Trying to reschedule projects, conduct meetings by video-conference and deal with getting my freshman daughter home from a college that is suddenly shutting down, I’m hit with an unpleasant sense of déjà vu.
Nineteen years ago, my daughter was just a baby, as was my newborn company. In 2001, Character was a feisty start up, trying to “change the world” of marketing through story. Then, 9/11 happened and literally changed the world out from under us all. In the immediate aftermath, the brands and businesses we worked with were thrown off their footing. They had a million immediate fires to put out, but looming behind that was a larger problem. How to move forward.
Many, if not most of our clients were paralyzed with worry about saying the wrong thing, taking the wrong tone or communicating the wrong message to an audience reeling from loss and dealing with unwelcome change. Their instinct was to try to research what the audience wanted to hear and how they wanted to hear it so that the brand wouldn’t make a mistake.
In the meantime, there was a lot of awkward silence.
Over the twenty years we’ve been working on brand stories, one of the principles we’ve seen demonstrated over and over again is that it is impossible to connect with your audience in a meaningful way until you understand who you are.
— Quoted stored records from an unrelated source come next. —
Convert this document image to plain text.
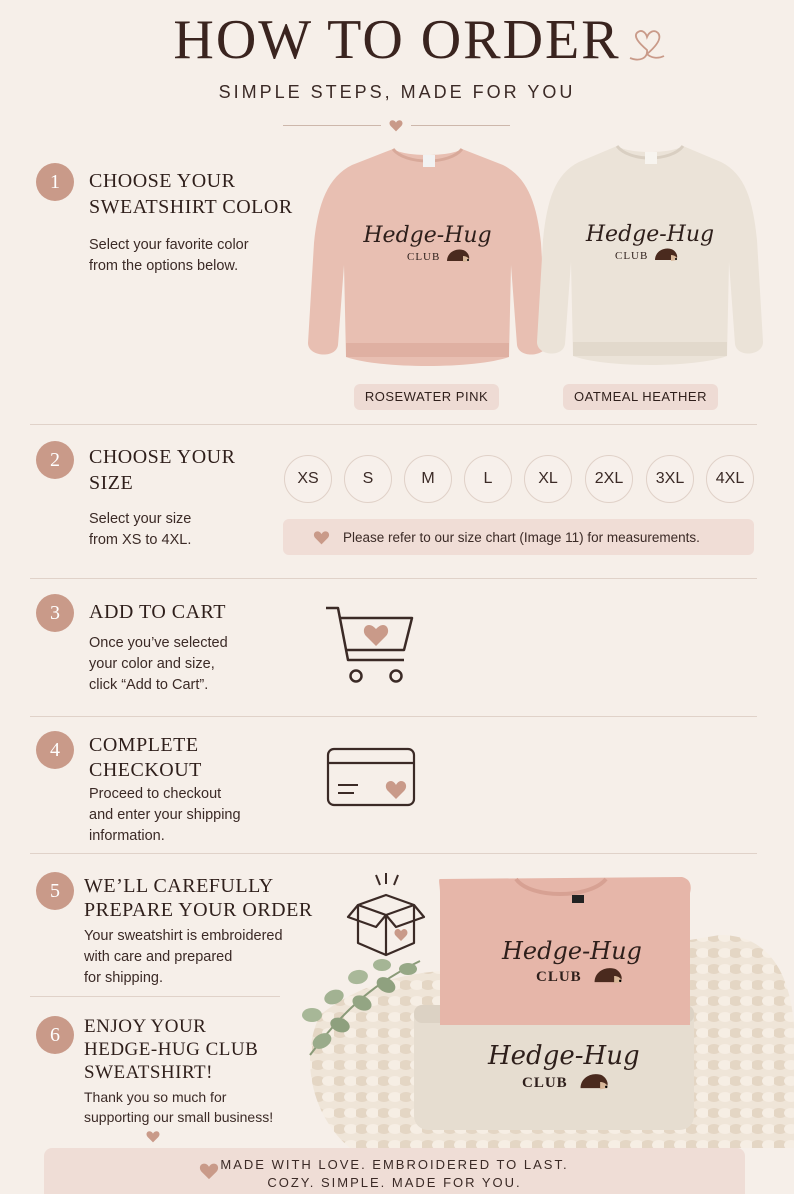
HOW TO ORDER
SIMPLE STEPS, MADE FOR YOU
1	CHOOSE YOUR
SWEATSHIRT COLOR
Select your favorite color
from the options below.
Hedge-Hug
CLUB
ROSEWATER PINK
Hedge-Hug
CLUB
OATMEAL HEATHER
2	CHOOSE YOUR
SIZE
Select your size
from XS to 4XL.
XS	S	M	L	XL	2XL	3XL	4XL
Please refer to our size chart (Image 11) for measurements.
3	ADD TO CART
Once you’ve selected
your color and size,
click “Add to Cart”.
4	COMPLETE
CHECKOUT
Proceed to checkout
and enter your shipping
information.
5	WE’LL CAREFULLY
PREPARE YOUR ORDER
Your sweatshirt is embroidered
with care and prepared
for shipping.
Hedge-Hug
CLUB
Hedge-Hug
CLUB
6	ENJOY YOUR
HEDGE-HUG CLUB
SWEATSHIRT!
Thank you so much for
supporting our small business!
MADE WITH LOVE. EMBROIDERED TO LAST.
COZY. SIMPLE. MADE FOR YOU.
We have met many smart marketers with great insight about their customers and a somewhat shallower sense of who their brand is. In a story, the only way anyone’s true character is revealed is by watching how they deal with adversity, hardship and loss. We all intuitively understand this model, not just because we’ve seen it play out in every powerful story, ever, but also from real life. Conflict and adversity are tests of who we are.
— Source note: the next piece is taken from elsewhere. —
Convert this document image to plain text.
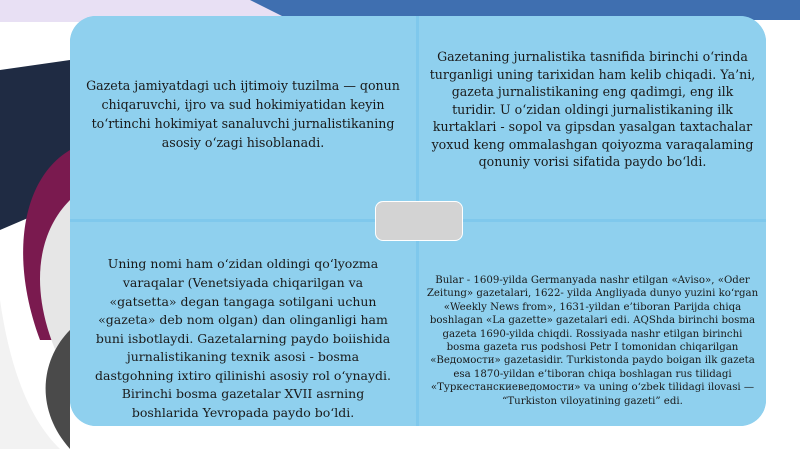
Gazeta jamiyatdagi uch ijtimoiy tuzilma — qonun chiqaruvchi, ijro va sud hokimiyatidan keyin to‘rtinchi hokimiyat sanaluvchi jurnalistikaning asosiy o‘zagi hisoblanadi.
Gazetaning jurnalistika tasnifida birinchi o‘rinda turganligi uning tarixidan ham kelib chiqadi. Ya’ni, gazeta jurnalistikaning eng qadimgi, eng ilk turidir. U o‘zidan oldingi jurnalistikaning ilk kurtaklari - sopol va gipsdan yasalgan taxtachalar yoxud keng ommalashgan qoiyozma varaqalaming qonuniy vorisi sifatida paydo bo‘ldi.
Uning nomi ham o‘zidan oldingi qo‘lyozma varaqalar (Venetsiyada chiqarilgan va «gatsetta» degan tangaga sotilgani uchun «gazeta» deb nom olgan) dan olinganligi ham buni isbotlaydi. Gazetalarning paydo boiishida jurnalistikaning texnik asosi - bosma dastgohning ixtiro qilinishi asosiy rol o‘ynaydi. Birinchi bosma gazetalar XVII asrning boshlarida Yevropada paydo bo‘ldi.
Bular - 1609-yilda Germanyada nashr etilgan «Aviso», «Oder Zeitung» gazetalari, 1622- yilda Angliyada dunyo yuzini ko‘rgan «Weekly News from», 1631-yildan e’tiboran Parijda chiqa boshlagan «La gazette» gazetalari edi. AQShda birinchi bosma gazeta 1690-yilda chiqdi. Rossiyada nashr etilgan birinchi bosma gazeta rus podshosi Petr I tomonidan chiqarilgan «Ведомости» gazetasidir. Turkistonda paydo boigan ilk gazeta esa 1870-yildan e’tiboran chiqa boshlagan rus tilidagi «Туркестанскиеведомости» va uning o‘zbek tilidagi ilovasi — “Turkiston viloyatining gazeti” edi.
So, as you consider how your brand will respond to the difficulties and hardships of quarantine, and ultimately how it will deal with the consequences and communicate in the aftermath, understand that your audience experiences your brand as if it were a character. The world’s brands are about to “be themselves” harder than they have had to in a long time, and people will be paying attention. What do you want this test to reveal to your audience about who your brand really is, what it believes in and what it values?